The privilege to provide

I will be matter of fact: Sudan and Egypt need the GERD’s water—and there will be a lot of it—more than we do. Please do not read ‘Abay’ in place of ‘GERD’. This statement is not about water rights. It is about how to collaboratively use the GERD, a dam that impounds, at full capacity, an amount of water that is almost twice the average annual flow of the Blue Nile shortly before Abay crosses the border into Sudan.

The GERD reservoir’s capacity is 74 billion cubic meters (BCM) at a height of 640 meters above sea level (MASL). The initial filling target is 49 BCM at 625 MASL at the end of the dry season and the beginning of the wet season in any given year; the first being 2025, if all goes to plan and the Rain Gods behave, for everyone’s sake.

The reservoir will fill to the brim during the ensuing kiremt, and at least 25 billion cubic meters, drawing down from brim to 625 MASL, will then be released at a schedule of Ethiopia’s choosing throughout the year, to make room for flood routing, to simultaneously both generate electricity and meet Sudan and Egypt’s (somewhat legitimate) water needs.

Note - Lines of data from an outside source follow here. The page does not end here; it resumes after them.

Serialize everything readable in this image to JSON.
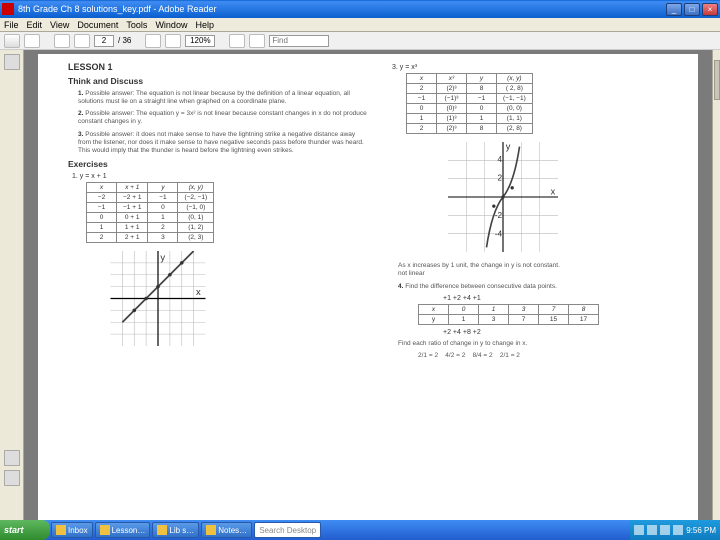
{
  "window": {
    "title": "8th Grade   Ch 8   solutions_key.pdf - Adobe Reader",
    "min": "_",
    "max": "□",
    "close": "×"
  },
  "menu": [
    "File",
    "Edit",
    "View",
    "Document",
    "Tools",
    "Window",
    "Help"
  ],
  "toolbar": {
    "page_current": "2",
    "page_total": "/ 36",
    "zoom": "120%",
    "find_placeholder": "Find"
  },
  "lesson": {
    "title": "LESSON 1",
    "think_discuss": "Think and Discuss",
    "td1": "Possible answer: The equation is not linear because by the definition of a linear equation, all solutions must lie on a straight line when graphed on a coordinate plane.",
    "td2": "Possible answer: The equation y = 3x² is not linear because constant changes in x do not produce constant changes in y.",
    "td3": "Possible answer: it does not make sense to have the lightning strike a negative distance away from the listener, nor does it make sense to have negative seconds pass before thunder was heard. This would imply that the thunder is heard before the lightning even strikes.",
    "exercises": "Exercises",
    "ex1_eq": "1.  y = x + 1",
    "table1": {
      "headers": [
        "x",
        "x + 1",
        "y",
        "(x, y)"
      ],
      "rows": [
        [
          "−2",
          "−2 + 1",
          "−1",
          "(−2, −1)"
        ],
        [
          "−1",
          "−1 + 1",
          "0",
          "(−1, 0)"
        ],
        [
          "0",
          "0 + 1",
          "1",
          "(0, 1)"
        ],
        [
          "1",
          "1 + 1",
          "2",
          "(1, 2)"
        ],
        [
          "2",
          "2 + 1",
          "3",
          "(2, 3)"
        ]
      ]
    },
    "ex3_eq": "3.  y = x³",
    "table3": {
      "headers": [
        "x",
        "x³",
        "y",
        "(x, y)"
      ],
      "rows": [
        [
          "2",
          "(2)³",
          "8",
          "( 2,  8)"
        ],
        [
          "−1",
          "(−1)³",
          "−1",
          "(−1, −1)"
        ],
        [
          "0",
          "(0)³",
          "0",
          "(0, 0)"
        ],
        [
          "1",
          "(1)³",
          "1",
          "(1, 1)"
        ],
        [
          "2",
          "(2)³",
          "8",
          "(2, 8)"
        ]
      ]
    },
    "note3": "As x increases by 1 unit, the change in y is not constant.\nnot linear",
    "ex4": "Find the difference between consecutive data points.",
    "table4_top": [
      "+1",
      "+2",
      "+4",
      "+1"
    ],
    "table4": {
      "headers": [
        "x",
        "0",
        "1",
        "3",
        "7",
        "8"
      ],
      "rows": [
        [
          "y",
          "1",
          "3",
          "7",
          "15",
          "17"
        ]
      ]
    },
    "table4_bot": [
      "+2",
      "+4",
      "+8",
      "+2"
    ],
    "ex4_ratio": "Find each ratio of change in y to change in x.",
    "ratios": "2/1 = 2    4/2 = 2    8/4 = 2    2/1 = 2",
    "graph1": {
      "type": "line",
      "xlim": [
        -3,
        3
      ],
      "ylim": [
        -1,
        4
      ],
      "points": [
        [
          -2,
          -1
        ],
        [
          -1,
          0
        ],
        [
          0,
          1
        ],
        [
          1,
          2
        ],
        [
          2,
          3
        ]
      ],
      "color": "#666"
    },
    "graph3": {
      "type": "curve",
      "xlim": [
        -6,
        6
      ],
      "ylim": [
        -5,
        5
      ],
      "points": [
        [
          -1.7,
          -5
        ],
        [
          -1,
          -1
        ],
        [
          0,
          0
        ],
        [
          1,
          1
        ],
        [
          1.7,
          5
        ]
      ],
      "color": "#666"
    }
  },
  "taskbar": {
    "start": "start",
    "tasks": [
      "Inbox",
      "Lesson…",
      "Lib s…",
      "Notes…"
    ],
    "search": "Search Desktop",
    "time": "9:56 PM"
  },
  "colors": {
    "titlebar": "#0a5fce",
    "taskbar": "#225dce",
    "start": "#2e8b2e",
    "page_bg": "#ffffff",
    "content_bg": "#7b7b7b",
    "text": "#555555"
  }
}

There is practically no irrigable land along this 20-kilometer stretch before the Sudanese border. Ethiopia has no plan to use the GERD for irrigation; well, not for herself, at least. Water used for electricity will result in a regulated downstream flow that will enable whoever is in-between the Mediterranean and our Grand Dam to use it for their crops. With flood plains on the Nile banks and several dams across the river, Sudan has plenty of such advantages. Egypt, too, has the High Aswan Dam (HAD), Lake Nasser, and seven other barrages placed along a 1,200 km stretch of the Nile, feeding over 13,000 kilometers of canals, through which it can gain a similar advantage.

The two countries depend on the Nile for navigation, electricity and, more critically, for municipal use, including drinking water. The GERD is also supposed to protect settlements along the Nile’s path from extreme floods and excessive silt during wet months. In addition to a regulated year-round flow, the GERD is located in a less arid climate than HAD and has less surface area per reservoir volume, which reduces evaporation and leaves more water for downstream use during the year. No matter how large their dead storages are, sooner or later silt eroded from the Ethiopian highlands will fill up Sudanese and Egyptian Nile dams. The GERD will delay that calamity, which for the HAD may otherwise have happened around 2150, by about 60 years.

But to be fair to the environment, a dam GERD’s size is likely to be a hostile intrusion on any robust riverine ecosystem—let alone on one as distressed as the Easter Nile’s. Even the seemingly simple issue of trapping silt has the potential to impoverish downstream wetlands; with less silt, the river’s water is likely to be more torrential and erosive to the fragile fluvial ecosystems. The debate whether Sudanese farmers are better off pumping up a regulated dry season flow than depending on seasonal recession floods also still rages.